PARIS: Who lost Russia? Who is responsible for Russia's economic meltdown since 1990? Are bumbling politicians guilty, or grasping oligarches, corrupt apparatchiks, the mafia, or the IMF? Accusations and finger pointing abounds, but the facts remain obscure. Ordinary Russians throw up their hands thinking everyone with power is tainted. A new study by the consultants McKinsey, however, sheds some light on this question and moves the debate forward.
The goal of the study (which is available at www.mckinsey.com) was simple: to study, in detail, how ten key economic sectors are faring. The conclusions are equally simple: in all sectors, average productivity is only at 19% of levels prevailing in the United States. The cause of this very weak productivity is the same for all sectors: Russia's complex system of disguised subsidies, heavy regulations and price distortions protects state owned firms, whose productivity is abysmal, and hinders the development of new firms, whose productivity is a lot higher.

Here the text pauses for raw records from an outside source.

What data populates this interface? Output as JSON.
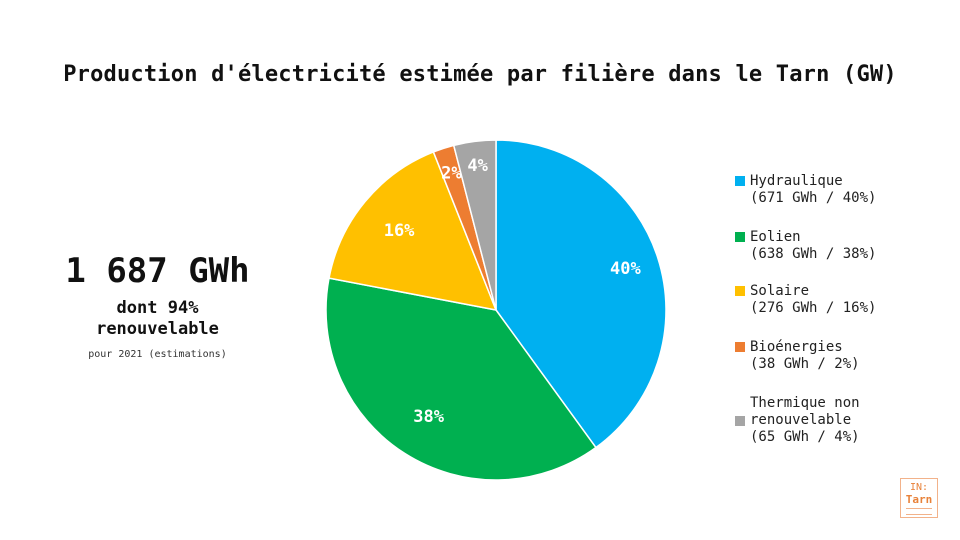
{
  "title": "Production d'électricité estimée par filière dans le Tarn (GW)",
  "kpi": {
    "value": "1 687 GWh",
    "subtitle_line1": "dont 94%",
    "subtitle_line2": "renouvelable",
    "note": "pour 2021 (estimations)"
  },
  "chart_data": {
    "type": "pie",
    "title": "Production d'électricité estimée par filière dans le Tarn (GW)",
    "legend_position": "right",
    "slices": [
      {
        "name": "Hydraulique",
        "value": 671,
        "percent": 40,
        "label": "40%",
        "color": "#00b0f0",
        "legend": "Hydraulique\n(671 GWh / 40%)"
      },
      {
        "name": "Eolien",
        "value": 638,
        "percent": 38,
        "label": "38%",
        "color": "#00b050",
        "legend": "Eolien\n(638 GWh / 38%)"
      },
      {
        "name": "Solaire",
        "value": 276,
        "percent": 16,
        "label": "16%",
        "color": "#ffc000",
        "legend": "Solaire\n(276 GWh / 16%)"
      },
      {
        "name": "Bioénergies",
        "value": 38,
        "percent": 2,
        "label": "2%",
        "color": "#ed7d31",
        "legend": "Bioénergies\n(38 GWh / 2%)"
      },
      {
        "name": "Thermique non renouvelable",
        "value": 65,
        "percent": 4,
        "label": "4%",
        "color": "#a5a5a5",
        "legend": "Thermique non\nrenouvelable\n(65 GWh / 4%)"
      }
    ]
  },
  "logo": {
    "top": "IN:",
    "bottom": "Tarn"
  }
}
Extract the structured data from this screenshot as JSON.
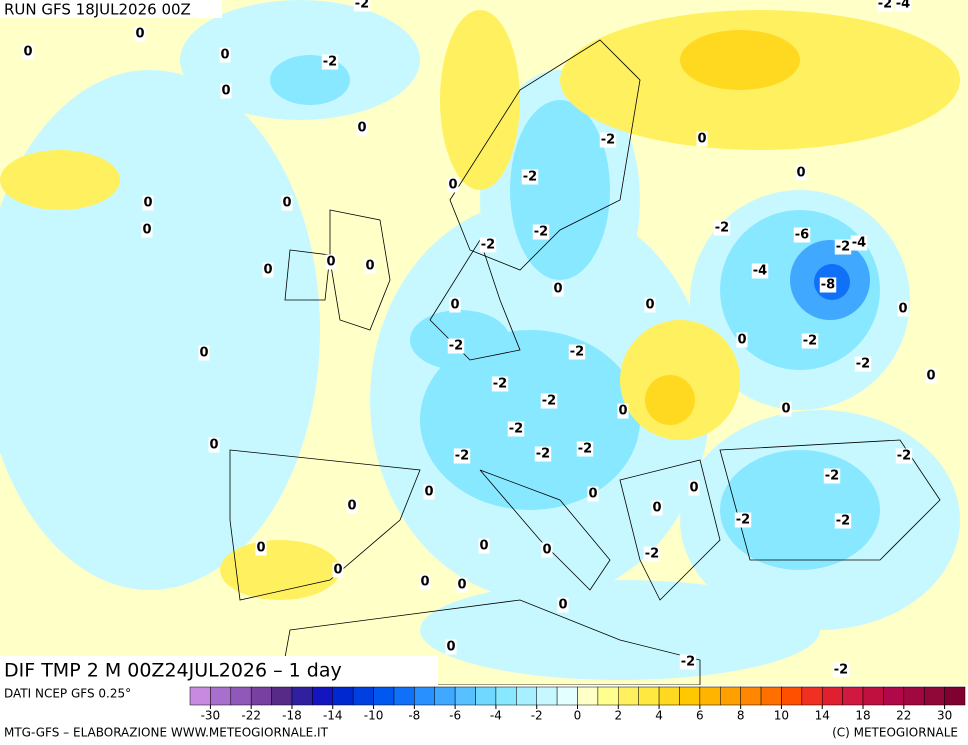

The study of each of these sectors allows for a better understanding of the nature of the system of subsidies. At times, the rules of the game are transparent and still the established and incompetent triumph. In the construction sector, for example, when bids are solicited publically and therefore should be open to all, contracts simply go to the old, established firms. Others have to fight endlessly in order to obtain their construction permit from a myriad of government authorities, or clarify their property rights to the land they wish to build on.
Subsidies are often hidden. Many firms would have to close shop if they purchased the oil and electricity and gas they use at prevailing market prices. As a result, they rely on barter, using goods of little value (such as empty residential buildings) in order to pay their suppliers.